Microsoft’s Joe Belfiore “flattered” with WP7 features heading over to iOS 5, we think he shouldn’t be

Looks like someone’s not happy with the new iOS 5. Following Apple’s keynote where they announced the next version of iOS, Microsoft’s Joe Belfiore, director of the Windows Phone program, decided to use Twitter to vent his feelings about the new update.

https://twitter.com/#!/joebelfiore/status/77858186945757184

In a couple of tweets that broke the needle on our sarcasm meter, Belfiore said that he was “flattered” that lots of great ideas from Windows Phone 7 made it over to iOS 5. He wasn’t being shy in mentioning which ones either; the ability to start the camera from the lockscreen, auto-upload of pictures to a cloud service, better notifications system, Wi-Fi sync, built-in Twitter, background download service and short-messaging chats.

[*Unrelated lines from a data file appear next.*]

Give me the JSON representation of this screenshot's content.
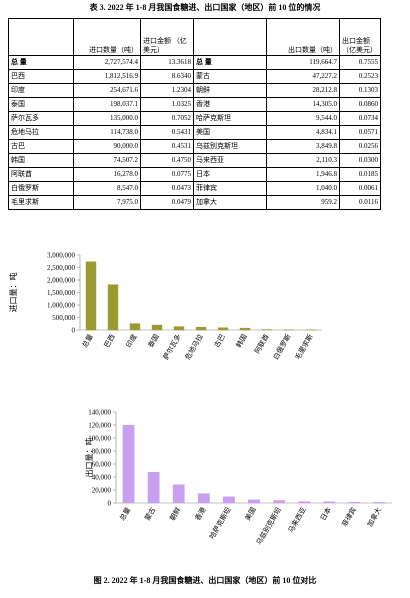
{
  "table": {
    "title": "表 3. 2022 年 1-8 月我国食糖进、出口国家（地区）前 10 位的情况",
    "headers": {
      "import_qty": "进口数量（吨）",
      "import_amt": "进口金额 （亿美元）",
      "export_qty": "出口数量（吨）",
      "export_amt": "出口金额 （亿美元）"
    },
    "rows": [
      [
        "总 量",
        "2,727,574.4",
        "13.3618",
        "总 量",
        "119,664.7",
        "0.7555"
      ],
      [
        "巴西",
        "1,812,516.9",
        "8.6340",
        "蒙古",
        "47,227.2",
        "0.2523"
      ],
      [
        "印度",
        "254,671.6",
        "1.2304",
        "朝鲜",
        "28,212.8",
        "0.1303"
      ],
      [
        "泰国",
        "198,037.1",
        "1.0325",
        "香港",
        "14,305.0",
        "0.0860"
      ],
      [
        "萨尔瓦多",
        "135,000.0",
        "0.7052",
        "哈萨克斯坦",
        "9,544.0",
        "0.0734"
      ],
      [
        "危地马拉",
        "114,738.0",
        "0.5431",
        "美国",
        "4,834.1",
        "0.0571"
      ],
      [
        "古巴",
        "90,000.0",
        "0.4531",
        "乌兹别克斯坦",
        "3,849.8",
        "0.0256"
      ],
      [
        "韩国",
        "74,507.2",
        "0.4750",
        "马来西亚",
        "2,110.3",
        "0.0300"
      ],
      [
        "阿联酋",
        "16,278.0",
        "0.0775",
        "日本",
        "1,946.8",
        "0.0185"
      ],
      [
        "白俄罗斯",
        "8,547.0",
        "0.0473",
        "菲律宾",
        "1,040.0",
        "0.0061"
      ],
      [
        "毛里求斯",
        "7,975.0",
        "0.0479",
        "加拿大",
        "959.2",
        "0.0116"
      ]
    ]
  },
  "charts": [
    {
      "type": "bar",
      "y_label": "进口量：吨",
      "color": "#9a9a30",
      "categories": [
        "总量",
        "巴西",
        "印度",
        "泰国",
        "萨尔瓦多",
        "危地马拉",
        "古巴",
        "韩国",
        "阿联酋",
        "白俄罗斯",
        "毛里求斯"
      ],
      "values": [
        2727574.4,
        1812516.9,
        254671.6,
        198037.1,
        135000,
        114738,
        90000,
        74507.2,
        16278,
        8547,
        7975
      ],
      "ylim": [
        0,
        3000000
      ],
      "yticks": [
        0,
        {
          "value": 500000,
          "label": "500,000"
        },
        {
          "value": 1000000,
          "label": "1,000,000"
        },
        {
          "value": 1500000,
          "label": "1,500,000"
        },
        {
          "value": 2000000,
          "label": "2,000,000"
        },
        {
          "value": 2500000,
          "label": "2,500,000"
        },
        {
          "value": 3000000,
          "label": "3,000,000"
        }
      ]
    },
    {
      "type": "bar",
      "y_label": "出口量：吨",
      "color": "#c7a0f0",
      "categories": [
        "总量",
        "蒙古",
        "朝鲜",
        "香港",
        "哈萨克斯坦",
        "美国",
        "乌兹别克斯坦",
        "马来西亚",
        "日本",
        "菲律宾",
        "加拿大"
      ],
      "values": [
        119664.7,
        47227.2,
        28212.8,
        14305,
        9544,
        4834.1,
        3849.8,
        2110.3,
        1946.8,
        1040,
        959.2
      ],
      "ylim": [
        0,
        140000
      ],
      "yticks": [
        0,
        {
          "value": 20000,
          "label": "20,000"
        },
        {
          "value": 40000,
          "label": "40,000"
        },
        {
          "value": 60000,
          "label": "60,000"
        },
        {
          "value": 80000,
          "label": "80,000"
        },
        {
          "value": 100000,
          "label": "100,000"
        },
        {
          "value": 120000,
          "label": "120,000"
        },
        {
          "value": 140000,
          "label": "140,000"
        }
      ]
    }
  ],
  "caption": "图 2. 2022 年 1-8 月我国食糖进、出口国家（地区）前 10 位对比"
}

https://twitter.com/#!/joebelfiore/status/77858553431465985

Now I believe in giving credit where it’s due and certainly some of the things mentioned above were done in WP7 first before anyone else but there are some things I feel Belifiore is taking false credit for. For example the camera lock screen is clearly not something WP7 introduced. At the top of my mind, I can recall a certain Sony Ericsson Vivaz which could start the camera app when you press and hold the shutter button, even when the screen was locked. As for the notification system, I believe the credit for that goes to Android or even WebOS for that matter and not Windows Phone 7. Also, as far as I know, WP7 doesn’t have Twitter integration yet and it supports short-messaging chats over SMS and Facebook, not over a dedicated service like iMessage. Again, the credit for that goes to BlackBerry, not WP7. Also, I don’t think it’s particularly smart to accuse Apple of copying features from Mango that was announced just a couple of weeks back unless he really thinks Apple can copy and implement those features in such a short time.

So while I understand why Belfiore could be frustrated (or who knows, maybe he really was flattered), he really should do his homework before pointing fingers at others. While I’m not justifying what Apple did, I feel taking false credit is equally bad, if not worse.